Page:Sue - Paula Monti, tome 1, 1845.djvu/58

Cette page a été validée par deux contributeurs.

Tel fut le thème invariable de Pierre Raimond.

Il y avait dans la manière absolue dont cet homme austère envisageait la distance qui sépare les riches des pauvres, plus de fierté que d’humilité. Il établissait entre ces deux conditions, qu’il regardait comme hétérogènes et inconciliables, une ligne aussi tranchée, aussi infranchissable, que celle que les républicains tracent entre eux et les aristocraties.

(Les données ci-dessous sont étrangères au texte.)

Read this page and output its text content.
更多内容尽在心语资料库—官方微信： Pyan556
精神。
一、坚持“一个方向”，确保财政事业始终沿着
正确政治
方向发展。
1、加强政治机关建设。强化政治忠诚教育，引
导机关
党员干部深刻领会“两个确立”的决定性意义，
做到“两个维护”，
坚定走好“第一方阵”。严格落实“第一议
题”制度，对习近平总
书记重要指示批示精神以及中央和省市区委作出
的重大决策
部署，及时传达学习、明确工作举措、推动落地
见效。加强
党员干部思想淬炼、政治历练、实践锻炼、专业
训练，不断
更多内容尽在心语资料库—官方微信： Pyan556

L’énergique opiniâtreté de M. de Brévannes eût échoué devant la fière pauvreté de Pierre Raimond, si la vie de Berthe n’eût pas été compromise.

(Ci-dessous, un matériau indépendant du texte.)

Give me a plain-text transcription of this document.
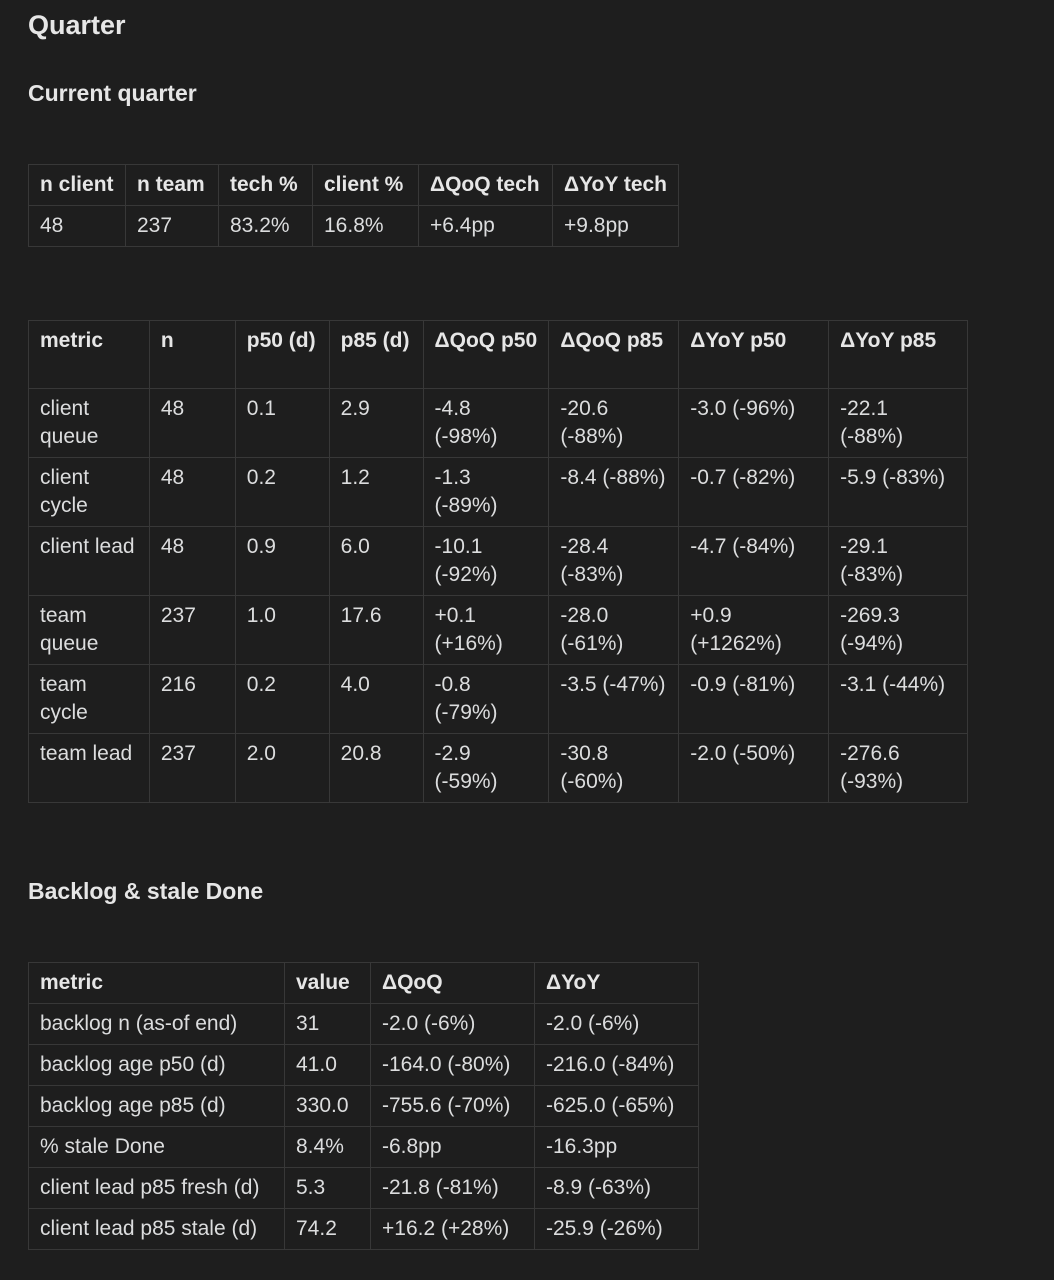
Quarter
Current quarter
n client	n team	tech %	client %	ΔQoQ tech	ΔYoY tech
48	237	83.2%	16.8%	+6.4pp	+9.8pp
metric	n	p50 (d)	p85 (d)	ΔQoQ p50	ΔQoQ p85	ΔYoY p50	ΔYoY p85
client queue	48	0.1	2.9	-4.8 (-98%)	-20.6 (-88%)	-3.0 (-96%)	-22.1 (-88%)
client cycle	48	0.2	1.2	-1.3 (-89%)	-8.4 (-88%)	-0.7 (-82%)	-5.9 (-83%)
client lead	48	0.9	6.0	-10.1 (-92%)	-28.4 (-83%)	-4.7 (-84%)	-29.1 (-83%)
team queue	237	1.0	17.6	+0.1 (+16%)	-28.0 (-61%)	+0.9 (+1262%)	-269.3 (-94%)
team cycle	216	0.2	4.0	-0.8 (-79%)	-3.5 (-47%)	-0.9 (-81%)	-3.1 (-44%)
team lead	237	2.0	20.8	-2.9 (-59%)	-30.8 (-60%)	-2.0 (-50%)	-276.6 (-93%)
Backlog & stale Done
metric	value	ΔQoQ	ΔYoY
backlog n (as-of end)	31	-2.0 (-6%)	-2.0 (-6%)
backlog age p50 (d)	41.0	-164.0 (-80%)	-216.0 (-84%)
backlog age p85 (d)	330.0	-755.6 (-70%)	-625.0 (-65%)
% stale Done	8.4%	-6.8pp	-16.3pp
client lead p85 fresh (d)	5.3	-21.8 (-81%)	-8.9 (-63%)
client lead p85 stale (d)	74.2	+16.2 (+28%)	-25.9 (-26%)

L’instinct d’un père est presque toujours d’une admirable perspicacité ; lorsque cet instinct s’allie à un rare bon sens, il atteint à la divination.

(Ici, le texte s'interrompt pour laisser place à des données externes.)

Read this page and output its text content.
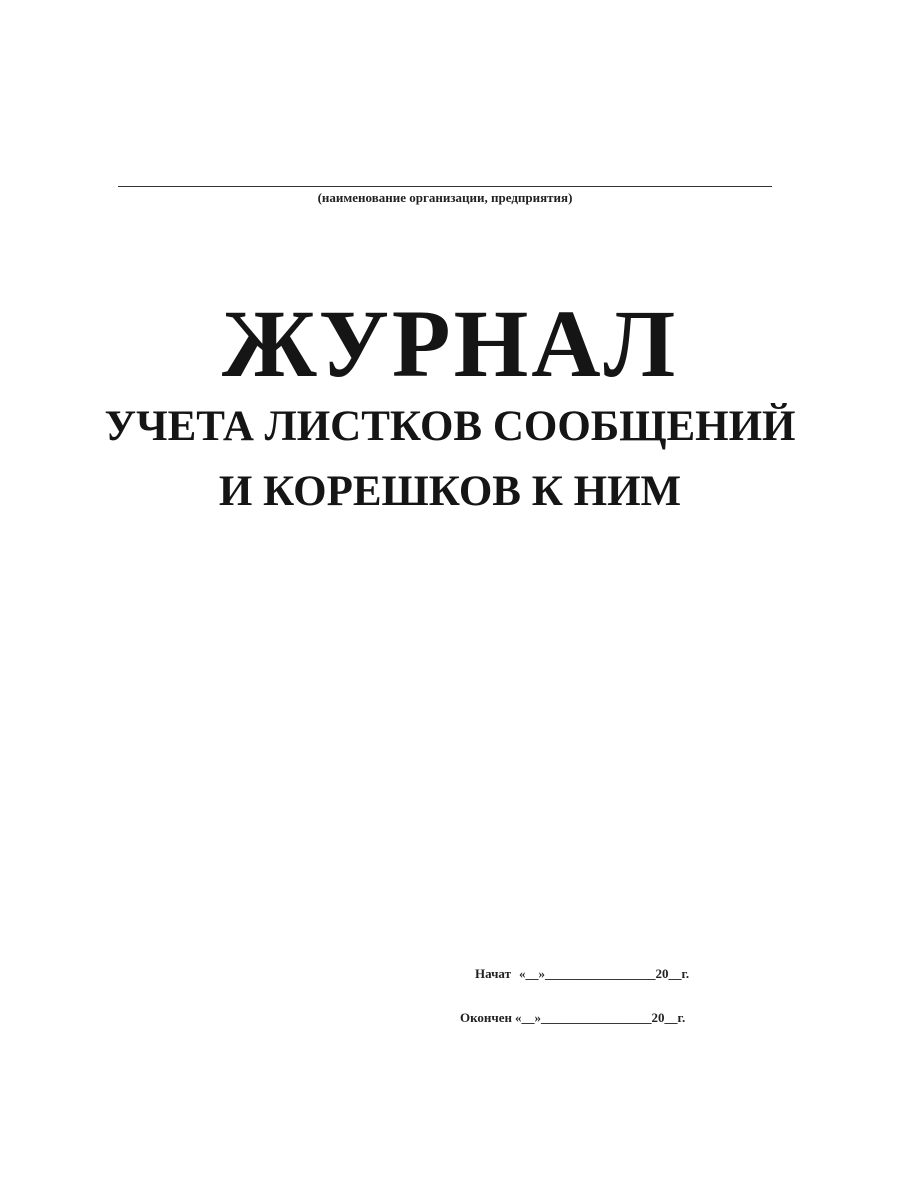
(наименование организации, предприятия)
ЖУРНАЛ
УЧЕТА ЛИСТКОВ СООБЩЕНИЙ
И КОРЕШКОВ К НИМ
Начат «__»_________________20__г.
Окончен «__»_________________20__г.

Pierre Raimond pressentait le sort de sa fille. Néanmoins, obligé d’opter entre la mort de cette enfant chérie et un avenir redoutable, qu’il serait peut-être possible de conjurer, le graveur consentit enfin au mariage, qui se fit peu de temps après le retour de M. de Brévannes.

Berthe n’avait pas un moment douté de l’amour de son mari.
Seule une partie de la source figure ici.